Twitter blocking is not about owing attention, a Twitter block prevents the blockee from seeing your tweets. The company is basically punishing Wolf for their critical tweet.

No one is owed anyone in this scenario, but it's just crappy behaviour from Tailwind. They probably are just tired from the negativity, I mean just look at their site the framework does look terrible, they even admit to this with this quote on their site front and center:

"If you can suppress the urge to retch long enough to give it a chance, I really think you'll wonder how you ever worked with CSS any other way."

Even though the code is offensive to the senses, it apparently works really well. Judging from the adoption and the beautifully designed UI's they are showcasing people do recognise its usefulness.

This kind of crap is the reason it's much easier to block people who can't contribute or formulate proper criticisms and focus on properly submitted GitHub issues.
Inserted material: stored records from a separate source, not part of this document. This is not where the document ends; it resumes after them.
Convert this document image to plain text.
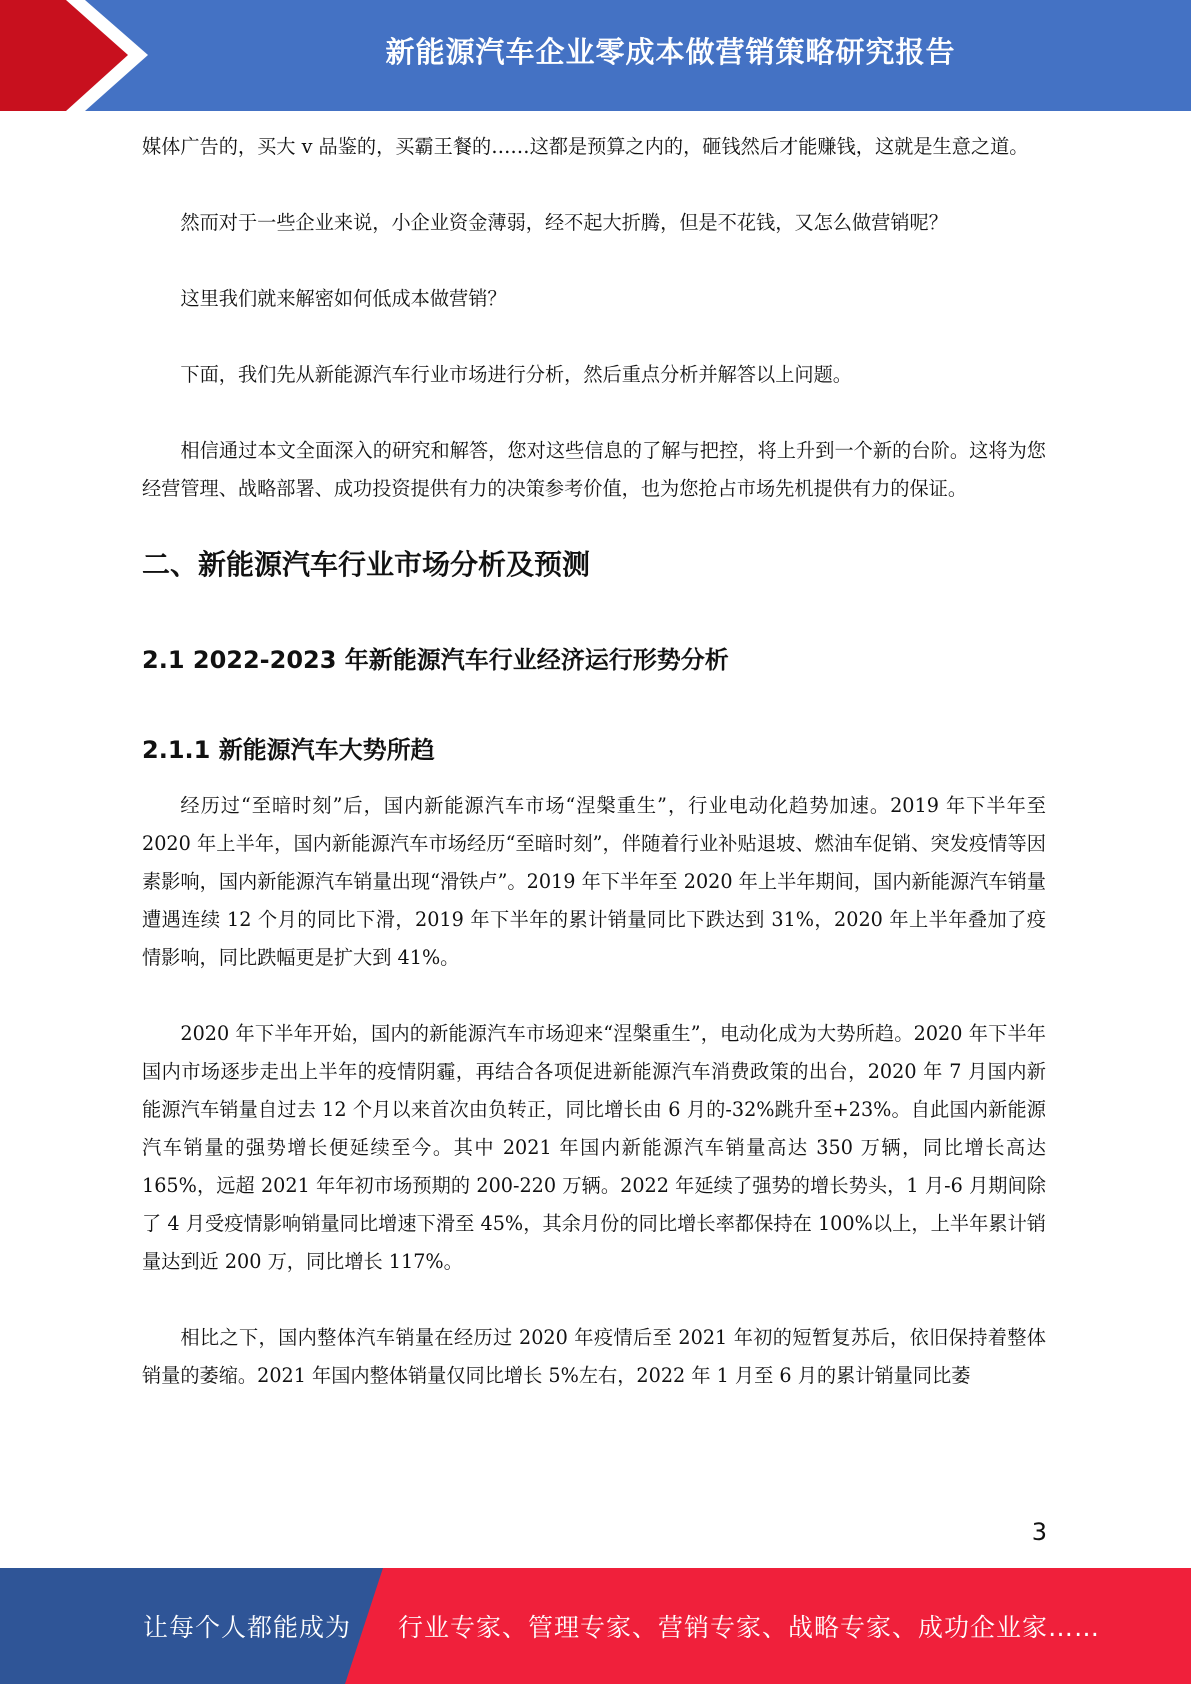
新能源汽车企业零成本做营销策略研究报告

媒体广告的，买大 v 品鉴的，买霸王餐的……这都是预算之内的，砸钱然后才能赚钱，这就是生意之道。

然而对于一些企业来说，小企业资金薄弱，经不起大折腾，但是不花钱，又怎么做营销呢？

这里我们就来解密如何低成本做营销？

下面，我们先从新能源汽车行业市场进行分析，然后重点分析并解答以上问题。

相信通过本文全面深入的研究和解答，您对这些信息的了解与把控，将上升到一个新的台阶。这将为您经营管理、战略部署、成功投资提供有力的决策参考价值，也为您抢占市场先机提供有力的保证。

二、新能源汽车行业市场分析及预测
2.1 2022-2023 年新能源汽车行业经济运行形势分析
2.1.1 新能源汽车大势所趋

经历过“至暗时刻”后，国内新能源汽车市场“涅槃重生”，行业电动化趋势加速。2019 年下半年至 2020 年上半年，国内新能源汽车市场经历“至暗时刻”，伴随着行业补贴退坡、燃油车促销、突发疫情等因素影响，国内新能源汽车销量出现“滑铁卢”。2019 年下半年至 2020 年上半年期间，国内新能源汽车销量遭遇连续 12 个月的同比下滑，2019 年下半年的累计销量同比下跌达到 31%，2020 年上半年叠加了疫情影响，同比跌幅更是扩大到 41%。

2020 年下半年开始，国内的新能源汽车市场迎来“涅槃重生”，电动化成为大势所趋。2020 年下半年国内市场逐步走出上半年的疫情阴霾，再结合各项促进新能源汽车消费政策的出台，2020 年 7 月国内新能源汽车销量自过去 12 个月以来首次由负转正，同比增长由 6 月的-32%跳升至+23%。自此国内新能源汽车销量的强势增长便延续至今。其中 2021 年国内新能源汽车销量高达 350 万辆，同比增长高达 165%，远超 2021 年年初市场预期的 200-220 万辆。2022 年延续了强势的增长势头，1 月-6 月期间除了 4 月受疫情影响销量同比增速下滑至 45%，其余月份的同比增长率都保持在 100%以上，上半年累计销量达到近 200 万，同比增长 117%。

相比之下，国内整体汽车销量在经历过 2020 年疫情后至 2021 年初的短暂复苏后，依旧保持着整体销量的萎缩。2021 年国内整体销量仅同比增长 5%左右，2022 年 1 月至 6 月的累计销量同比萎

3
让每个人都能成为 行业专家、管理专家、营销专家、战略专家、成功企业家……
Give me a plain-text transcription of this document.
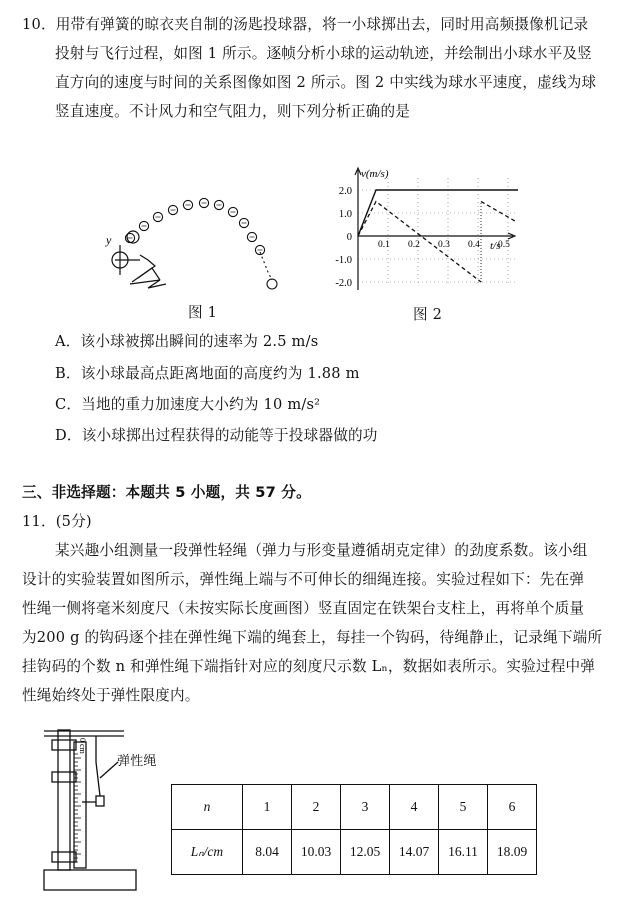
10．用带有弹簧的晾衣夹自制的汤匙投球器，将一小球掷出去，同时用高频摄像机记录
投射与飞行过程，如图 1 所示。逐帧分析小球的运动轨迹，并绘制出小球水平及竖
直方向的速度与时间的关系图像如图 2 所示。图 2 中实线为球水平速度，虚线为球
竖直速度。不计风力和空气阻力，则下列分析正确的是
y
图 1
v(m/s)
t/s
2.0
1.0
0
-1.0
-2.0
0.1 0.2 0.3 0.4 0.5
图 2
A．该小球被掷出瞬间的速率为 2.5 m/s
B．该小球最高点距离地面的高度约为 1.88 m
C．当地的重力加速度大小约为 10 m/s²
D．该小球掷出过程获得的动能等于投球器做的功
三、非选择题：本题共 5 小题，共 57 分。
11．(5分)
某兴趣小组测量一段弹性轻绳（弹力与形变量遵循胡克定律）的劲度系数。该小组
设计的实验装置如图所示，弹性绳上端与不可伸长的细绳连接。实验过程如下：先在弹
性绳一侧将毫米刻度尺（未按实际长度画图）竖直固定在铁架台支柱上，再将单个质量
为200 g 的钩码逐个挂在弹性绳下端的绳套上，每挂一个钩码，待绳静止，记录绳下端所
挂钩码的个数 n 和弹性绳下端指针对应的刻度尺示数 Lₙ，数据如表所示。实验过程中弹
性绳始终处于弹性限度内。
0 cm
弹性绳
n	1	2	3	4	5	6
Lₙ/cm	8.04	10.03	12.05	14.07	16.11	18.09
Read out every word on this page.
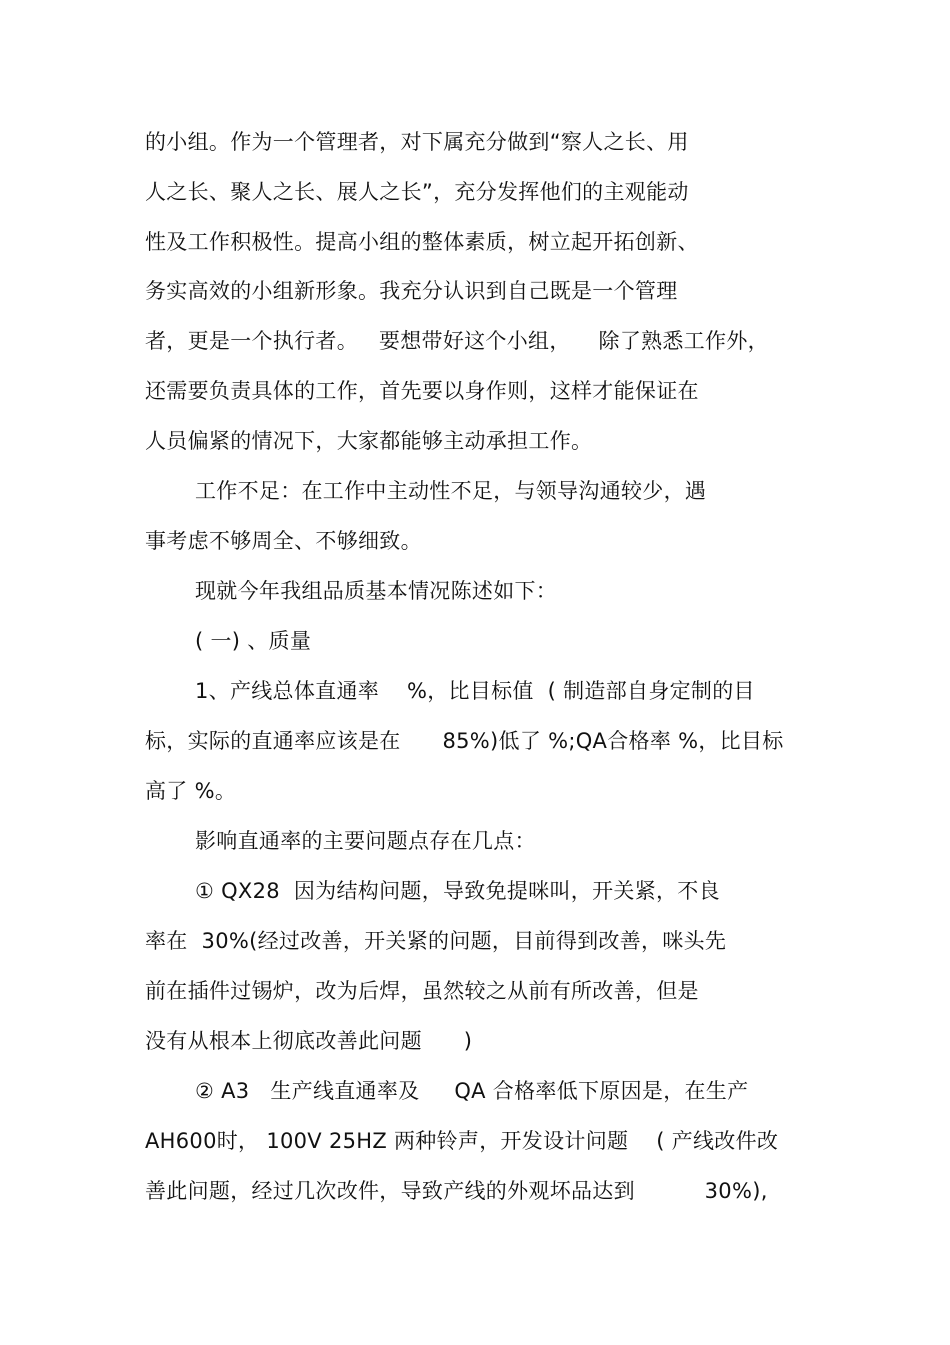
的小组。作为一个管理者，对下属充分做到“察人之长、用
人之长、聚人之长、展人之长”，充分发挥他们的主观能动
性及工作积极性。提高小组的整体素质，树立起开拓创新、
务实高效的小组新形象。我充分认识到自己既是一个管理
者，更是一个执行者。   要想带好这个小组，    除了熟悉工作外，
还需要负责具体的工作，首先要以身作则，这样才能保证在
人员偏紧的情况下，大家都能够主动承担工作。
工作不足：在工作中主动性不足，与领导沟通较少，遇
事考虑不够周全、不够细致。
现就今年我组品质基本情况陈述如下：
( 一) 、质量
1、产线总体直通率    %，比目标值  ( 制造部自身定制的目
标，实际的直通率应该是在      85%)低了 %;QA合格率 %，比目标
高了 %。
影响直通率的主要问题点存在几点：
① QX28  因为结构问题，导致免提咪叫，开关紧，不良
率在  30%(经过改善，开关紧的问题，目前得到改善，咪头先
前在插件过锡炉，改为后焊，虽然较之从前有所改善，但是
没有从根本上彻底改善此问题      )
② A3   生产线直通率及     QA 合格率低下原因是，在生产
AH600时， 100V 25HZ 两种铃声，开发设计问题    ( 产线改件改
善此问题，经过几次改件，导致产线的外观坏品达到          30%),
All this is just noise
Those tweets are not just disagreeing.
He just disagrees if using tailwind is a good idea.

Where is the problem that justifies blocking?

> Where is the problem that justifies blocking?

You can block anyone on social media for any reason or no reason at all and you don’t have to justify it to anyone.

You can, but should you? Doesn't that look unprofessional?
If they've decided to block someone, they've probably already decided that they don't care about looking professional to that person.
An individual, absolutely. But a company? The arguments in favour of “you can block anyone for any reason” don't really apply.
Sure, as long as it's not based on a protected characteristic or an interaction subject to a regulation. You have no right to interact with a company otherwise.
I'm not talking about legal rights; I'm talking about what is a sensible social convention. (Because really, you don't have the right to block anyone.)